National Collection Week for 2016 was Nov. 14-21.

Alberda said he had been volunteering to drive around and pick up boxes for the last 13 years. His family participates as well, he said. Their boxes were on a truck in Bozeman somewhere.

Alberda said he expected to have the truck full by the end of the "milk run," as he called the pick-up drive. Some years, the truck is fuller than others, he added.

The way Alberda sees it, he volunteers because he's following instructions.

"We're supposed to be like God, and God loves everybody and He says to be like Him, and so we love these kids, and because of His love, we love them," he said. "And therefore we do this."

Marit Ita is the project coordinator for the Havre collection point. She said Community Alliance Church has been a collection center, which is intended to make giving easier, for over 12 years.

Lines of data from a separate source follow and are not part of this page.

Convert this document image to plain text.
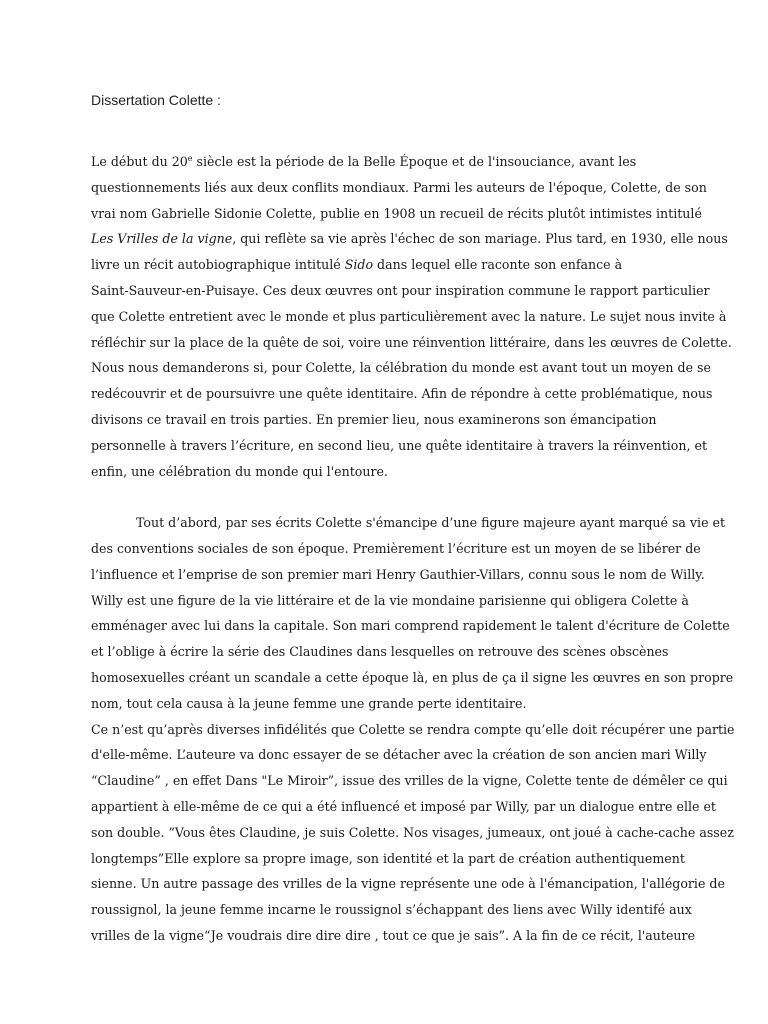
Dissertation Colette :

Le début du 20e siècle est la période de la Belle Époque et de l'insouciance, avant les
questionnements liés aux deux conflits mondiaux. Parmi les auteurs de l'époque, Colette, de son
vrai nom Gabrielle Sidonie Colette, publie en 1908 un recueil de récits plutôt intimistes intitulé
Les Vrilles de la vigne, qui reflète sa vie après l'échec de son mariage. Plus tard, en 1930, elle nous
livre un récit autobiographique intitulé Sido dans lequel elle raconte son enfance à
Saint-Sauveur-en-Puisaye. Ces deux œuvres ont pour inspiration commune le rapport particulier
que Colette entretient avec le monde et plus particulièrement avec la nature. Le sujet nous invite à
réfléchir sur la place de la quête de soi, voire une réinvention littéraire, dans les œuvres de Colette.
Nous nous demanderons si, pour Colette, la célébration du monde est avant tout un moyen de se
redécouvrir et de poursuivre une quête identitaire. Afin de répondre à cette problématique, nous
divisons ce travail en trois parties. En premier lieu, nous examinerons son émancipation
personnelle à travers l’écriture, en second lieu, une quête identitaire à travers la réinvention, et
enfin, une célébration du monde qui l'entoure.

Tout d’abord, par ses écrits Colette s'émancipe d’une figure majeure ayant marqué sa vie et
des conventions sociales de son époque. Premièrement l’écriture est un moyen de se libérer de
l’influence et l’emprise de son premier mari Henry Gauthier-Villars, connu sous le nom de Willy.
Willy est une figure de la vie littéraire et de la vie mondaine parisienne qui obligera Colette à
emménager avec lui dans la capitale. Son mari comprend rapidement le talent d'écriture de Colette
et l’oblige à écrire la série des Claudines dans lesquelles on retrouve des scènes obscènes
homosexuelles créant un scandale a cette époque là, en plus de ça il signe les œuvres en son propre
nom, tout cela causa à la jeune femme une grande perte identitaire.

Ce n’est qu’après diverses infidélités que Colette se rendra compte qu’elle doit récupérer une partie
d'elle-même. L’auteure va donc essayer de se détacher avec la création de son ancien mari Willy
“Claudine” , en effet Dans "Le Miroir”, issue des vrilles de la vigne, Colette tente de démêler ce qui
appartient à elle-même de ce qui a été influencé et imposé par Willy, par un dialogue entre elle et
son double. ”Vous êtes Claudine, je suis Colette. Nos visages, jumeaux, ont joué à cache-cache assez
longtemps”Elle explore sa propre image, son identité et la part de création authentiquement
sienne. Un autre passage des vrilles de la vigne représente une ode à l'émancipation, l'allégorie de
roussignol, la jeune femme incarne le roussignol s’échappant des liens avec Willy identifé aux
vrilles de la vigne“Je voudrais dire dire dire , tout ce que je sais”. A la fin de ce récit, l'auteure
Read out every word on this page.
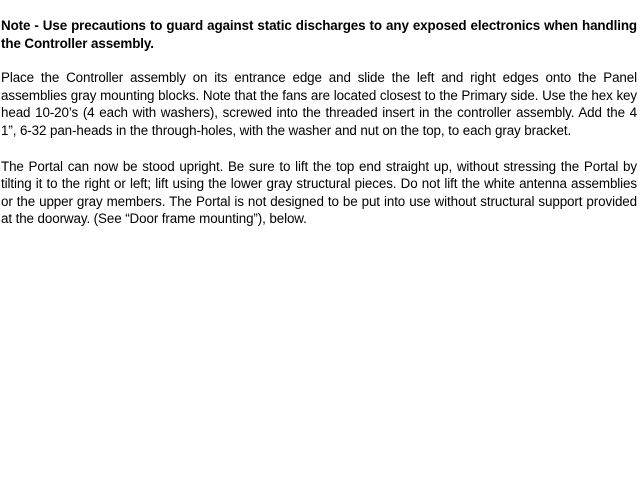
Note - Use precautions to guard against static discharges to any exposed electronics when handling the Controller assembly.

Place the Controller assembly on its entrance edge and slide the left and right edges onto the Panel assemblies gray mounting blocks. Note that the fans are located closest to the Primary side. Use the hex key head 10-20’s (4 each with washers), screwed into the threaded insert in the controller assembly. Add the 4 1”, 6-32 pan-heads in the through-holes, with the washer and nut on the top, to each gray bracket.

The Portal can now be stood upright. Be sure to lift the top end straight up, without stressing the Portal by tilting it to the right or left; lift using the lower gray structural pieces. Do not lift the white antenna assemblies or the upper gray members. The Portal is not designed to be put into use without structural support provided at the doorway. (See “Door frame mounting”), below.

The website for the project also makes it possible for people to buy and donate a shoebox without ever having to go to a collection point, or a store.

"Our church became involved when there was just enough people in the community to be a collection center. We're a collection center for the Hi-Line. The next closest one is Great Falls. They approached us to be a collection center," she said.

The Sunday evening before Monday's pickup, she was in the church sanctuary, along with other volunteers. One person was filling the big boxes and taping them shut. And once a box was filled with shoeboxes, it was moved by another volunteer to a room closer to the entrance, where it was stacked with other similar boxes.

Ita said the number of donated shoeboxes has been increasing each year. Last year, people on the Hi-Line packed 427 boxes - people and churches from as far as

Malta and as south as Big Sandy, she said.

This year, Ita said Wednesday, 487 boxes had been donated by people of the Hi-Line, 50 more than last year.

For Ita, Operation Christmas Child is not just about coordinating the collection efforts. She said the Itas started packing after she saw an advertisement about it on TV. Afterward, they began doing the project with their young children.

"Obviously, there's all kinds of learning opportunities for them, first of all, to think about somebody else, but then to have the joy of picking a gift out for somebody," Ita said. "Especially if it's somebody their own age, because they can choose what age."

Ita's kids even wrote letters to some of the children around the world receiving the boxes, she said.

Julie Siemens was one of the volunteers. She was writing down the names of people who came in through the door to donate and giving them a sticker and a shirt.

Siemens said she has three little boys, and the project is a good way for them to learn about giving and the needs of others - her family also takes part.

"We went to Kmart and we got some hygiene products, we picked out a little toy, a stuffed animal, socks and shirts, some little toys the little boys will like, hopefully," Siemens said. "We stuffed it all into a box - it's very hard to get all that little stuff into a box."

The Siemenses have been taking part in the project for three years, she said. The fun part, she added, is tracking the shoebox online. Last year, she said, the shoebox went to South America.

Katie Housel walked in with her 10-year-old boy, Robert, to donate a shoebox. Among the things she packed in the box were a yoyo, a toothbrush and some small toys. She said this was the second year they've donated to Operation Christmas Child.

Robert was happy, he said, to partake.

"I'm glad that we're doing something," Robert said.